From the Journals

Shorter hospital stays with robotic thoracic surgery

 

Key clinical point: Robotic thoracic surgery is associated with shorter hospital stays and shorter duration of chest tube use, compared with open surgery.

Major finding: Patients who underwent robotic thoracic surgery had a mean hospital stay of 6.9 days, compared with 8 days for those who underwent open thoracic surgery.

Data source: Retrospective study of 38 patients who underwent robotic thoracic surgery and 38 who underwent open thoracic surgery.

Disclosures: One investigator declared financial support from Intuitive Surgical, the company that developed the da Vinci System, for meetings and presentations. No other conflicts of interest were declared.


 

FROM SURGICAL ENDOSCOPY

In a paper published in Surgical Endoscopy, researchers reported the results of a retrospective study comparing the outcomes from 38 individuals who underwent robotic thoracic surgery using the da Vinci System with those of 38 patients who underwent open thoracic surgery.

They saw significantly shorter hospital stays associated with robotic surgery, compared with open surgery (6.9 days vs. 8.0 days, respectively; P = .02), as well as a shorter duration of chest tube use (2.9 plus or minus 2.0 days vs. 4.9 plus or minus 2.2 days; P less than .001).

While robotic surgery did not result in significant reductions in postoperative pain intensity when patients coughed, pain intensity for patients at rest on days 4 and 5 after surgery was significantly lower among those who had undergone robotic surgery than among those who had undergone open surgery (Surg Endosc. 2017. doi: 10.1007/s00464-017-5464-6). On day 4, those who had undergone robotic surgery reported a mean pain score of 0.5 on a scale of 1-10, while those who underwent open surgery had a mean pain score of 1.1 (P = .04). On day 5, the mean pain scores were 0.7 in the robotic-surgery group and 1.6 in the open-surgery group (P = .003).

However, there was no difference in postoperative opioid use between the two groups. The robotic-surgery group showed a trend toward more postoperative nausea, but this did not reach statistical significance.

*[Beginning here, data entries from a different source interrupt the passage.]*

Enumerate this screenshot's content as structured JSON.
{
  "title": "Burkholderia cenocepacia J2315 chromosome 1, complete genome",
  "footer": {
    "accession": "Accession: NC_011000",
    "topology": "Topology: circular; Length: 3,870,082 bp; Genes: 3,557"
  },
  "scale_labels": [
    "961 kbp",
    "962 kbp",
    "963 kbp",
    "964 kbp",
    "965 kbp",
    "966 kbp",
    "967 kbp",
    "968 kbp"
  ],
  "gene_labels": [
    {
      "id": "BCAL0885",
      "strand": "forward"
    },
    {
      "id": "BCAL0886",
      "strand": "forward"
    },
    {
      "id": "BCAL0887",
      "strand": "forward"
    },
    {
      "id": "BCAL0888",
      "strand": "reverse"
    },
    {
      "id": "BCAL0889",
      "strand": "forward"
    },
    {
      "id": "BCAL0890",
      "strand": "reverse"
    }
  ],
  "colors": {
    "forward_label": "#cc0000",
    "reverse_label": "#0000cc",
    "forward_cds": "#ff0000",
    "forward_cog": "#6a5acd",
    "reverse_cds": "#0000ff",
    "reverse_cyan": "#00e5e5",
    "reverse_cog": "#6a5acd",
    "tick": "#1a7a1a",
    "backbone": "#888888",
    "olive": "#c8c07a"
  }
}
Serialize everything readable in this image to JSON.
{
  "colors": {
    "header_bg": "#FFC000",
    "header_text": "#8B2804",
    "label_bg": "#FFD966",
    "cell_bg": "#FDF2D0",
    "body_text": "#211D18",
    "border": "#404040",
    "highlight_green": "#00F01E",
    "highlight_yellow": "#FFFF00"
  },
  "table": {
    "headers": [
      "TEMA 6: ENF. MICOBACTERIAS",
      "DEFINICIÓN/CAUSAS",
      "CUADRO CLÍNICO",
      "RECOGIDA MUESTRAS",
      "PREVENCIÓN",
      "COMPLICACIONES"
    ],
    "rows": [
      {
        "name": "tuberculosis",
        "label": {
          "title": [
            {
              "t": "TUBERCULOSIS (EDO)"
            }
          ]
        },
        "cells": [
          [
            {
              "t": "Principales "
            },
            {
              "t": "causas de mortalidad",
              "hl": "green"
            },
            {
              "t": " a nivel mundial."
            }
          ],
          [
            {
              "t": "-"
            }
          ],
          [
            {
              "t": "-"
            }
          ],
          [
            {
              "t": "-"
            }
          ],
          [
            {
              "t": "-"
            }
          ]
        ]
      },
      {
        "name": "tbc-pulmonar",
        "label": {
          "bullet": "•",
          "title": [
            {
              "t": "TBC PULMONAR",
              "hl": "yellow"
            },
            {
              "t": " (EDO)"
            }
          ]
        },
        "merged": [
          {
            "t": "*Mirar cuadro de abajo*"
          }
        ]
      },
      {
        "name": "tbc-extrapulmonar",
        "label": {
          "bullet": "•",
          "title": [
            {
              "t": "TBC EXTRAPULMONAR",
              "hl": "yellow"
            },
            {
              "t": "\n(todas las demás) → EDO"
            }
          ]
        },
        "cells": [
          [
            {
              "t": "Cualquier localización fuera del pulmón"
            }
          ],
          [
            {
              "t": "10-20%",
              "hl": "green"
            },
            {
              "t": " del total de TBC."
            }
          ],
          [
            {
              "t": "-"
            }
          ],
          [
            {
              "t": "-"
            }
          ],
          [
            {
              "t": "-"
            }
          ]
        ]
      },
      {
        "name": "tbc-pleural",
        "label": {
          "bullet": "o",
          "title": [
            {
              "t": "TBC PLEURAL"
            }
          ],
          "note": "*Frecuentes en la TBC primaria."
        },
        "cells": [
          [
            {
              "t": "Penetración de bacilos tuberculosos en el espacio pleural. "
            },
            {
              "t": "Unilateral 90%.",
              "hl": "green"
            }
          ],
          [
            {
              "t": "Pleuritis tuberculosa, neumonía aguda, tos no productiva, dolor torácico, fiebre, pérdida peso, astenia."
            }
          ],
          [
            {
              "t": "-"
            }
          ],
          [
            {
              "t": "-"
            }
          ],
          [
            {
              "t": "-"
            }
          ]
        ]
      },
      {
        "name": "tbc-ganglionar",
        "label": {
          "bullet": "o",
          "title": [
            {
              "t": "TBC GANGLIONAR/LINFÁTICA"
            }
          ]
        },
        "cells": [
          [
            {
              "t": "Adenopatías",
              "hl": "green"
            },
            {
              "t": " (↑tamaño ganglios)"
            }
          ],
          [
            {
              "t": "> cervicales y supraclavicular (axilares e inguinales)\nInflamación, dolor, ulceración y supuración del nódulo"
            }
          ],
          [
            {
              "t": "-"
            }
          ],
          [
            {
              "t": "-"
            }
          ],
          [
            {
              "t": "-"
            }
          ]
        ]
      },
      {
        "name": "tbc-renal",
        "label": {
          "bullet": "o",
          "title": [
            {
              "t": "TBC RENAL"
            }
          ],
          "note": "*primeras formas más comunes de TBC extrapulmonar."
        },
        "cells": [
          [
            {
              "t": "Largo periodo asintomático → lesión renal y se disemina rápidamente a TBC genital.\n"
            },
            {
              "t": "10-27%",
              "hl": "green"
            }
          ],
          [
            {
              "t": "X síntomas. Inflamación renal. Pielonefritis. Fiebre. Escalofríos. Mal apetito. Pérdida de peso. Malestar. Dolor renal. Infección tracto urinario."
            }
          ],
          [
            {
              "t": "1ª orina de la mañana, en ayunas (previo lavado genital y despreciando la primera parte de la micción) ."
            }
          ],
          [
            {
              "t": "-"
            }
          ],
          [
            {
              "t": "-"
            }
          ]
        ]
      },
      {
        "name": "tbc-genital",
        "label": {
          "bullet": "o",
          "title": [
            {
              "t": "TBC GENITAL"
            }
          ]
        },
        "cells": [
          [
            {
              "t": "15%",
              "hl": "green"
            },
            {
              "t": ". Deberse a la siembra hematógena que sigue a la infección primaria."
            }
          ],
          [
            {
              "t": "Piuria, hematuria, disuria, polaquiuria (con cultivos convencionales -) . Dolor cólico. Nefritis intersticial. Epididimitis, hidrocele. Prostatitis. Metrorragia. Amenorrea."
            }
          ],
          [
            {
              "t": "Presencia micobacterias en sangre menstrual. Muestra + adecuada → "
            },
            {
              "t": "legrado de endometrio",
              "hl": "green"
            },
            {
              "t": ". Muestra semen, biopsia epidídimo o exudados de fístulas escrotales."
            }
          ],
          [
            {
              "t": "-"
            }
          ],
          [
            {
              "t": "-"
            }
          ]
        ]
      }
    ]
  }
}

Most of the surgeries in the study were performed to remove malignant or benign tumors. Among both groups, 68% of patients received epidural analgesia, and 32% received systemic opioid-based postoperative analgesia.

“Current evidence shows that more than 70% of stage I lung cancers are still being performed by open technique,” wrote Christopher Darr, from the West German Lung Center at University Hospital Essen (Germany), and his coauthors. “However, the safety and the feasibility of robotic anatomic lung resection have been shown in several case series. Robotic thoracic surgery is gaining popularity as benefits can be suggested, such as improved ergonomics, three-dimensional optics, and simplifying operative procedure.”

One author declared financial support for meetings and presentations from Intuitive Surgical, the company that developed the da Vinci System. No other conflicts of interest were declared.